Немец затеял торг, где продавались и покупались ноги деда Евдокима.
Дед Евдоким знал, что у кума нет трех фунтов сала, догадывался, что он надеется по крохам насобирать их у знакомых, но весь этот торг почему-то не волновал его. Словно разговор шел о спасении ног совершенно чужого и безразличного ему человека; впервые за последние месяцы у деда Евдокима была спокойная душа. До безмятежности спокойна.
Сошлись на четырех фунтах. Тут немец и сказал, уже взявшись за ручку двери:
— Я — честный врач, я хотель предупреждай… Его, — он кивнул на деда Евдокима, — имеет гросс год, после ампутация он может капут.
Сказал это пузан, и дед Евдоким вдруг понял, почему у него так спокойно на душе: внутренне он давно осознал, что километры, пройденные босыми ногами по снегу, — последние километры его жизненного пути.
После этого и сказал:
— Домой хочу… Так и так капут…
Его в три голоса убеждали, что бывает и счастливый исход, но дед Евдоким с упрямством маленького избалованного ребенка твердил одно:
— Домой хочу…
И сразу начал волноваться и торопиться, словно боялся не успеть что-то сделать в родных Слепышах. А что — и сам не знал.

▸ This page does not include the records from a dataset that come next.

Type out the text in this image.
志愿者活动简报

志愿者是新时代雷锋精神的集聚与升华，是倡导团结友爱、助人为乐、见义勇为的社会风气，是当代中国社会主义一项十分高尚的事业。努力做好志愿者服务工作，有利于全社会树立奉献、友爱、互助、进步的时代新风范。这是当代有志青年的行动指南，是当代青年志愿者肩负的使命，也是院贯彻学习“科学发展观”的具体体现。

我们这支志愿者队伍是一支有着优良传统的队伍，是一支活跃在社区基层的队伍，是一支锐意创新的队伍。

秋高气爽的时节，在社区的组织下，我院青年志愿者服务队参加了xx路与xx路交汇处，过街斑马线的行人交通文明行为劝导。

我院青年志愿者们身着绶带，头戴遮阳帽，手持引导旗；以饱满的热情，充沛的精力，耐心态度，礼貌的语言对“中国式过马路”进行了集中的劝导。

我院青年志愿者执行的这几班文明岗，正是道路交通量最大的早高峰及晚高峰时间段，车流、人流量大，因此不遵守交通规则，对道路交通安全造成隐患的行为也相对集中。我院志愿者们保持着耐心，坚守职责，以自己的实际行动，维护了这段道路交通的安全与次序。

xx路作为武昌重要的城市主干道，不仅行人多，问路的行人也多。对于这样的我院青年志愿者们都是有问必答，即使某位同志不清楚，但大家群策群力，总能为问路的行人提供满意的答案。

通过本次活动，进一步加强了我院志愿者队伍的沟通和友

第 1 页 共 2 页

На следующий день деда Евдокима привезли в Слепыши. Привезли на обыкновенных санках, запеленутого одеялами. И оттого, что такой большой дед Евдоким сейчас беспомощно смотрел на мир с санок, все поняли, что он больше не жилец. Без обычных в таких случаях причитаний и соболезнований его бережно подняли Афоня и Виктор, а кто-то поддерживал большие и теперь непослушные ноги.
— К нам несите, — распорядилась Груня.
Деда Евдокима уложили на кровать, подсунув под спину пирамиду подушек и подушечек. И он лежал пунцовый от внутреннего жара, в бреду порывался что-то сказать и не мог. Лишь несколько раз внятно позвал:
— Витьша…
Четверо суток смерть не могла сломить жизнь в костистом теле деда Евдокима, и все это время поочередно или обе враз дежурили около него Груня с Клавой. И малиной поили, и какими-то новейшими порошками, за сало добытыми, пичкали, и холодные полотенца на лоб клали. Извелись, но никому не уступили права быть рядом с дедом Евдокимом в эти последние минуты его жизни, хотя каждый день с раннего утра до позднего вечера односельчане робко стучались в дверь, тихо входили в дом и исчезали, от порога посмотрев на деда Евдокима. Исчезали, а в сенцах или на кухне после их ухода обязательно обнаруживалось нехитрое приношение: краюха хлеба, реже — яйцо или кусочек сальца, а чаще — картошка и луковица.
Для всех в эти дни были открыты двери дома Груни, кроме Аркашки.
Свое вступление в новую должность он ознаменовал тем, что сразу после отъезда фон Зигеля и его свиты нахально вошел в холодную избу деда Евдокима. Аркашка считал, что теперь ему, как самому главному должностному лицу в деревне, положено жить только в отдельном доме. А что он, этот дом, не обихожен — ерунда: распервейшая красавица с радостью войдет в собственный дом, да еще старосты деревни, которому разрешено носить оружие!